El tiempo de los vicarios en la Congregación duró 27 años. En cierto modo se debe a las consecuencias de la Revolución Francesa, aunque, por otra parte, viene dado por parte del temor de los franceses a perder el poder de la Compañía y de la insistencia italiana por mostrar que la Congregación está más fuerte fuera de las fronteras galas.
Se trata de un momento difícil donde no hubo unidad en el seno de la Congregación. La Revolución Francesa se convirtió, finalmente, en una persecución anticlerical: expulsión, suspensión y usurpación de todo aquello que oliese a Iglesia. Y los lazaristas no fueron la excepción.
En el día 13 de julio de 1789 la Casa Madre es asaltada y los misioneros fueron obligados a huir. Fue el comienzo de la revolución y al mismo tiempo de la dispersión de los misioneros franceses. La mentalidad francesa pensaba que la congregación se reducía a Francia, considerando a las demás provincias como anexiones.
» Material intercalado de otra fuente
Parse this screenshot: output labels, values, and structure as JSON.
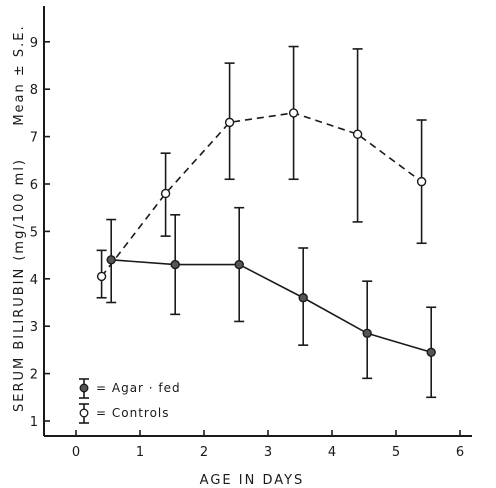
{
  "chart_data": {
    "type": "line",
    "title": "",
    "xlabel": "AGE IN DAYS",
    "ylabel_main": "SERUM BILIRUBIN (mg/100 ml)",
    "ylabel_stat": "Mean ± S.E.",
    "xlim": [
      -0.5,
      6.5
    ],
    "ylim": [
      0.6,
      9.9
    ],
    "xticks": [
      0,
      1,
      2,
      3,
      4,
      5,
      6
    ],
    "yticks": [
      1,
      2,
      3,
      4,
      5,
      6,
      7,
      8,
      9
    ],
    "grid": false,
    "legend_position": "bottom-left",
    "series": [
      {
        "name": "= Controls",
        "style": "dashed",
        "marker": "open-circle",
        "color": "#1a1a1a",
        "points": [
          {
            "x": 0.4,
            "y": 4.05,
            "lo": 3.6,
            "hi": 4.6
          },
          {
            "x": 1.4,
            "y": 5.8,
            "lo": 4.9,
            "hi": 6.65
          },
          {
            "x": 2.4,
            "y": 7.3,
            "lo": 6.1,
            "hi": 8.55
          },
          {
            "x": 3.4,
            "y": 7.5,
            "lo": 6.1,
            "hi": 8.9
          },
          {
            "x": 4.4,
            "y": 7.05,
            "lo": 5.2,
            "hi": 8.85
          },
          {
            "x": 5.4,
            "y": 6.05,
            "lo": 4.75,
            "hi": 7.35
          }
        ]
      },
      {
        "name": "= Agar · fed",
        "style": "solid",
        "marker": "filled-circle",
        "color": "#1a1a1a",
        "points": [
          {
            "x": 0.55,
            "y": 4.4,
            "lo": 3.5,
            "hi": 5.25
          },
          {
            "x": 1.55,
            "y": 4.3,
            "lo": 3.25,
            "hi": 5.35
          },
          {
            "x": 2.55,
            "y": 4.3,
            "lo": 3.1,
            "hi": 5.5
          },
          {
            "x": 3.55,
            "y": 3.6,
            "lo": 2.6,
            "hi": 4.65
          },
          {
            "x": 4.55,
            "y": 2.85,
            "lo": 1.9,
            "hi": 3.95
          },
          {
            "x": 5.55,
            "y": 2.45,
            "lo": 1.5,
            "hi": 3.4
          }
        ]
      }
    ]
  }
}
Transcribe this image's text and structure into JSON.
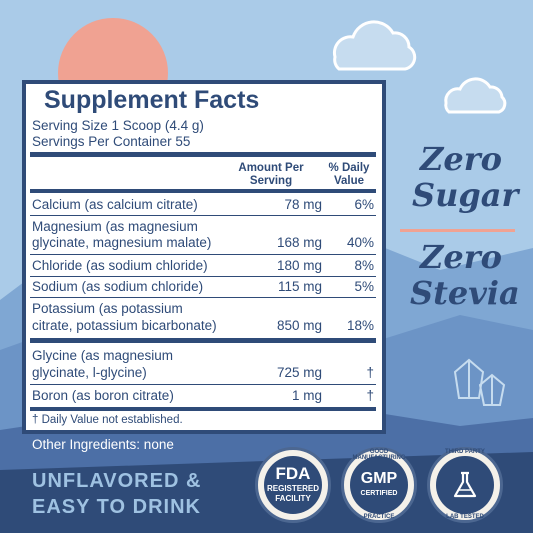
{
  "facts": {
    "title": "Supplement Facts",
    "serving_size": "Serving Size 1 Scoop (4.4 g)",
    "servings_per": "Servings Per Container 55",
    "col_amount": "Amount Per Serving",
    "col_dv": "% Daily Value",
    "rows": [
      {
        "name_line1": "Calcium (as calcium citrate)",
        "name_line2": "",
        "amount": "78 mg",
        "dv": "6%"
      },
      {
        "name_line1": "Magnesium (as magnesium",
        "name_line2": "glycinate, magnesium malate)",
        "amount": "168 mg",
        "dv": "40%"
      },
      {
        "name_line1": "Chloride (as sodium chloride)",
        "name_line2": "",
        "amount": "180 mg",
        "dv": "8%"
      },
      {
        "name_line1": "Sodium (as sodium chloride)",
        "name_line2": "",
        "amount": "115 mg",
        "dv": "5%"
      },
      {
        "name_line1": "Potassium (as potassium",
        "name_line2": "citrate, potassium bicarbonate)",
        "amount": "850 mg",
        "dv": "18%"
      },
      {
        "name_line1": "Glycine (as magnesium",
        "name_line2": "glycinate, l-glycine)",
        "amount": "725 mg",
        "dv": "†"
      },
      {
        "name_line1": "Boron (as boron citrate)",
        "name_line2": "",
        "amount": "1 mg",
        "dv": "†"
      }
    ],
    "footnote": "† Daily Value not established."
  },
  "other_ingredients": "Other Ingredients: none",
  "claims": {
    "zero1": "Zero",
    "sugar": "Sugar",
    "zero2": "Zero",
    "stevia": "Stevia"
  },
  "bottom": {
    "line1": "UNFLAVORED &",
    "line2": "EASY TO DRINK"
  },
  "badges": {
    "fda_1": "FDA",
    "fda_2": "REGISTERED",
    "fda_3": "FACILITY",
    "gmp_top": "GOOD MANUFACTURING",
    "gmp_mid": "GMP",
    "gmp_mid2": "CERTIFIED",
    "gmp_bottom": "PRACTICE",
    "lab_top": "THIRD PARTY",
    "lab_bottom": "LAB TESTED"
  },
  "colors": {
    "sky": "#aacbe8",
    "navy": "#2f4b78",
    "sun": "#f0a292",
    "accent_rule": "#f0a292"
  },
  "icons": [
    "sun-icon",
    "cloud-icon",
    "mountain-icon",
    "crystal-icon",
    "flask-icon"
  ]
}
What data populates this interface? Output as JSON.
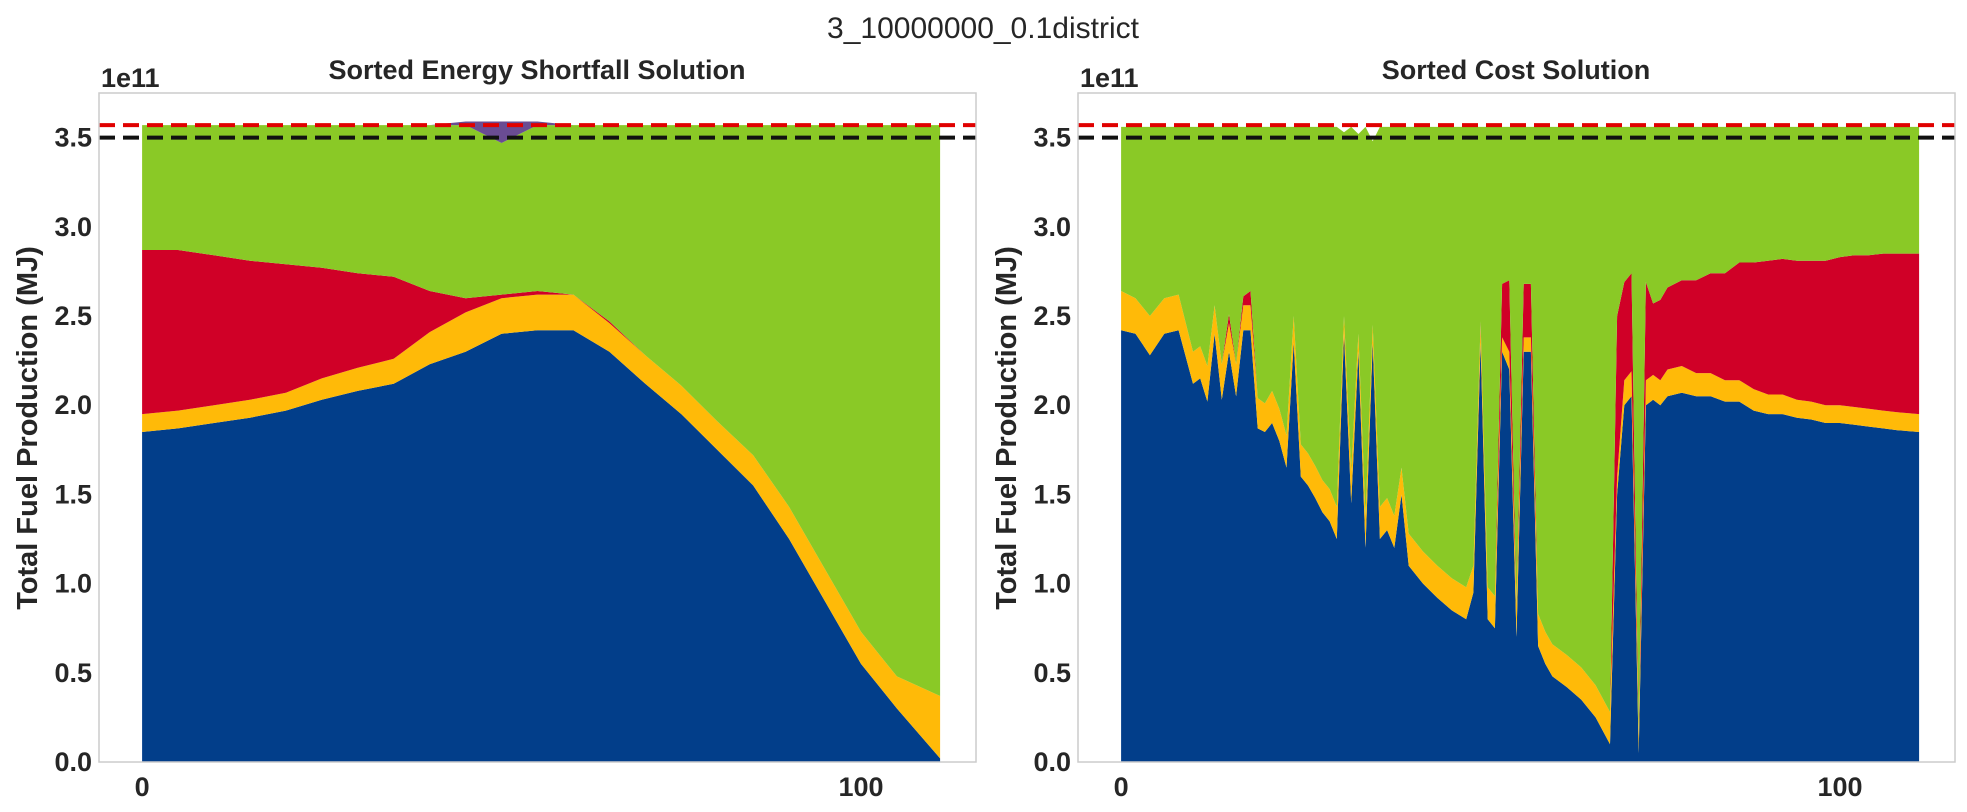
{
  "figure_title": "3_10000000_0.1district",
  "colors": {
    "series": [
      "#023e8a",
      "#ffba08",
      "#d00027",
      "#8ac926",
      "#6a4c93"
    ],
    "red_line": "#e00000",
    "black_line": "#111111"
  },
  "chart_data": [
    {
      "type": "area",
      "title": "Sorted Energy Shortfall Solution",
      "ylabel": "Total Fuel Production (MJ)",
      "y_offset_label": "1e11",
      "y_scale": 100000000000.0,
      "xlim": [
        -6,
        116
      ],
      "ylim": [
        0,
        3.75
      ],
      "xticks": [
        0,
        100
      ],
      "xtick_labels": [
        "0",
        "100"
      ],
      "yticks": [
        0,
        0.5,
        1,
        1.5,
        2,
        2.5,
        3,
        3.5
      ],
      "ytick_labels": [
        "0.0",
        "0.5",
        "1.0",
        "1.5",
        "2.0",
        "2.5",
        "3.0",
        "3.5"
      ],
      "grid": false,
      "hlines": [
        {
          "y": 3.57,
          "color": "red",
          "style": "dashed"
        },
        {
          "y": 3.5,
          "color": "black",
          "style": "dashed"
        }
      ],
      "x": [
        0,
        5,
        10,
        15,
        20,
        25,
        30,
        35,
        40,
        45,
        50,
        55,
        60,
        65,
        70,
        75,
        80,
        85,
        90,
        95,
        100,
        105,
        111
      ],
      "series": [
        {
          "values": [
            1.85,
            1.87,
            1.9,
            1.93,
            1.97,
            2.03,
            2.08,
            2.12,
            2.23,
            2.3,
            2.4,
            2.42,
            2.42,
            2.3,
            2.12,
            1.95,
            1.75,
            1.55,
            1.25,
            0.9,
            0.55,
            0.3,
            0.02
          ]
        },
        {
          "values": [
            0.1,
            0.1,
            0.1,
            0.1,
            0.1,
            0.12,
            0.13,
            0.14,
            0.18,
            0.22,
            0.2,
            0.2,
            0.2,
            0.16,
            0.16,
            0.16,
            0.16,
            0.17,
            0.18,
            0.18,
            0.18,
            0.18,
            0.35
          ]
        },
        {
          "values": [
            0.92,
            0.9,
            0.84,
            0.78,
            0.72,
            0.62,
            0.53,
            0.46,
            0.23,
            0.08,
            0.02,
            0.02,
            0.0,
            0.01,
            0.0,
            0.0,
            0.0,
            0.0,
            0.0,
            0.0,
            0.0,
            0.0,
            0.0
          ]
        },
        {
          "values": [
            0.7,
            0.7,
            0.73,
            0.76,
            0.78,
            0.8,
            0.83,
            0.85,
            0.93,
            0.97,
            0.85,
            0.93,
            0.95,
            1.1,
            1.29,
            1.46,
            1.66,
            1.85,
            2.14,
            2.49,
            2.84,
            3.09,
            3.2
          ]
        },
        {
          "values": [
            0,
            0,
            0,
            0,
            0,
            0,
            0,
            0,
            0,
            0.02,
            0.12,
            0.02,
            0,
            0,
            0,
            0,
            0,
            0,
            0,
            0,
            0,
            0,
            0
          ]
        }
      ]
    },
    {
      "type": "area",
      "title": "Sorted Cost Solution",
      "ylabel": "Total Fuel Production (MJ)",
      "y_offset_label": "1e11",
      "y_scale": 100000000000.0,
      "xlim": [
        -6,
        116
      ],
      "ylim": [
        0,
        3.75
      ],
      "xticks": [
        0,
        100
      ],
      "xtick_labels": [
        "0",
        "100"
      ],
      "yticks": [
        0,
        0.5,
        1,
        1.5,
        2,
        2.5,
        3,
        3.5
      ],
      "ytick_labels": [
        "0.0",
        "0.5",
        "1.0",
        "1.5",
        "2.0",
        "2.5",
        "3.0",
        "3.5"
      ],
      "grid": false,
      "hlines": [
        {
          "y": 3.57,
          "color": "red",
          "style": "dashed"
        },
        {
          "y": 3.5,
          "color": "black",
          "style": "dashed"
        }
      ],
      "x": [
        0,
        2,
        4,
        6,
        8,
        10,
        11,
        12,
        13,
        14,
        15,
        16,
        17,
        18,
        19,
        20,
        21,
        22,
        23,
        24,
        25,
        26,
        27,
        28,
        29,
        30,
        31,
        32,
        33,
        34,
        35,
        36,
        37,
        38,
        39,
        40,
        42,
        44,
        46,
        48,
        49,
        50,
        51,
        52,
        53,
        54,
        55,
        56,
        57,
        58,
        59,
        60,
        62,
        64,
        66,
        68,
        69,
        70,
        71,
        72,
        73,
        74,
        75,
        76,
        78,
        80,
        82,
        84,
        86,
        88,
        90,
        92,
        94,
        96,
        98,
        100,
        102,
        104,
        106,
        108,
        111
      ],
      "series": [
        {
          "values": [
            2.42,
            2.4,
            2.28,
            2.4,
            2.42,
            2.12,
            2.15,
            2.02,
            2.4,
            2.03,
            2.3,
            2.05,
            2.42,
            2.42,
            1.87,
            1.85,
            1.9,
            1.8,
            1.65,
            2.35,
            1.6,
            1.55,
            1.48,
            1.4,
            1.35,
            1.25,
            2.4,
            1.45,
            2.3,
            1.2,
            2.35,
            1.25,
            1.3,
            1.2,
            1.5,
            1.1,
            1.0,
            0.92,
            0.85,
            0.8,
            0.95,
            2.35,
            0.8,
            0.75,
            2.3,
            2.2,
            0.7,
            2.3,
            2.3,
            0.65,
            0.55,
            0.48,
            0.42,
            0.35,
            0.25,
            0.1,
            1.5,
            2.0,
            2.05,
            0.05,
            2.0,
            2.03,
            2.0,
            2.05,
            2.07,
            2.05,
            2.05,
            2.02,
            2.02,
            1.97,
            1.95,
            1.95,
            1.93,
            1.92,
            1.9,
            1.9,
            1.89,
            1.88,
            1.87,
            1.86,
            1.85
          ]
        },
        {
          "values": [
            0.22,
            0.2,
            0.22,
            0.2,
            0.2,
            0.18,
            0.18,
            0.2,
            0.16,
            0.2,
            0.16,
            0.18,
            0.14,
            0.14,
            0.17,
            0.16,
            0.18,
            0.18,
            0.18,
            0.15,
            0.18,
            0.18,
            0.18,
            0.18,
            0.18,
            0.18,
            0.1,
            0.18,
            0.1,
            0.18,
            0.1,
            0.18,
            0.18,
            0.18,
            0.15,
            0.18,
            0.18,
            0.18,
            0.18,
            0.18,
            0.15,
            0.1,
            0.18,
            0.18,
            0.08,
            0.1,
            0.18,
            0.08,
            0.08,
            0.18,
            0.18,
            0.18,
            0.18,
            0.18,
            0.18,
            0.18,
            0.1,
            0.14,
            0.14,
            0.1,
            0.14,
            0.14,
            0.14,
            0.15,
            0.15,
            0.13,
            0.13,
            0.12,
            0.12,
            0.12,
            0.11,
            0.11,
            0.1,
            0.1,
            0.1,
            0.1,
            0.1,
            0.1,
            0.1,
            0.1,
            0.1
          ]
        },
        {
          "values": [
            0,
            0,
            0,
            0,
            0,
            0,
            0,
            0,
            0,
            0,
            0.05,
            0,
            0.05,
            0.08,
            0,
            0,
            0,
            0,
            0,
            0,
            0,
            0,
            0,
            0,
            0,
            0,
            0,
            0,
            0,
            0,
            0,
            0,
            0,
            0,
            0,
            0,
            0,
            0,
            0,
            0,
            0,
            0.02,
            0,
            0,
            0.3,
            0.4,
            0,
            0.3,
            0.3,
            0,
            0,
            0,
            0,
            0,
            0,
            0,
            0.9,
            0.55,
            0.55,
            0,
            0.55,
            0.4,
            0.45,
            0.46,
            0.48,
            0.52,
            0.56,
            0.6,
            0.66,
            0.71,
            0.75,
            0.76,
            0.78,
            0.79,
            0.81,
            0.83,
            0.85,
            0.86,
            0.88,
            0.89,
            0.9
          ]
        },
        {
          "values": [
            0.92,
            0.96,
            1.06,
            0.96,
            0.94,
            1.26,
            1.23,
            1.34,
            1.0,
            1.33,
            1.05,
            1.33,
            0.95,
            0.92,
            1.52,
            1.55,
            1.48,
            1.58,
            1.73,
            1.06,
            1.78,
            1.83,
            1.9,
            1.98,
            2.03,
            2.13,
            1.03,
            1.93,
            1.12,
            2.18,
            1.03,
            2.13,
            2.08,
            2.18,
            1.91,
            2.28,
            2.38,
            2.46,
            2.53,
            2.58,
            2.46,
            1.09,
            2.58,
            2.63,
            0.88,
            0.86,
            2.68,
            0.88,
            0.88,
            2.73,
            2.83,
            2.9,
            2.96,
            3.03,
            3.13,
            3.28,
            1.06,
            0.87,
            0.82,
            3.41,
            0.87,
            0.99,
            0.97,
            0.9,
            0.86,
            0.86,
            0.82,
            0.82,
            0.76,
            0.76,
            0.75,
            0.74,
            0.75,
            0.75,
            0.75,
            0.73,
            0.72,
            0.72,
            0.71,
            0.71,
            0.71
          ]
        },
        {
          "values": [
            0,
            0,
            0,
            0,
            0,
            0,
            0,
            0,
            0,
            0,
            0,
            0,
            0,
            0,
            0,
            0,
            0,
            0,
            0,
            0,
            0,
            0,
            0,
            0,
            0,
            0,
            0,
            0,
            0,
            0,
            0,
            0,
            0,
            0,
            0,
            0,
            0,
            0,
            0,
            0,
            0,
            0,
            0,
            0,
            0,
            0,
            0,
            0,
            0,
            0,
            0,
            0,
            0,
            0,
            0,
            0,
            0,
            0,
            0,
            0,
            0,
            0,
            0,
            0,
            0,
            0,
            0,
            0,
            0,
            0,
            0,
            0,
            0,
            0,
            0,
            0,
            0,
            0,
            0,
            0,
            0
          ]
        }
      ]
    }
  ]
}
Sin embargo, esta era una visión de los misioneros franceses, ya que no pensaban lo mismo ni los italianos, ni los polacos, ni los miembros de las jóvenes fundaciones de la península Ibérica (España y Portugal), que decían que la Congregación de la Misión es más que Francia y que también ellos eran hijos legítimos de san Vicente.
A partir de esta concepción, y tras muchos conflictos, se piensa que el gobierno de la Pequeña Compañía no debe depender de Francia. Por tanto, el tiempo de los vicarios se podría resumir en un litigio francoitaliano.
Después de todos estos problemas de gobierno, la Congregación vuelve a tener una cabeza visible en 1827.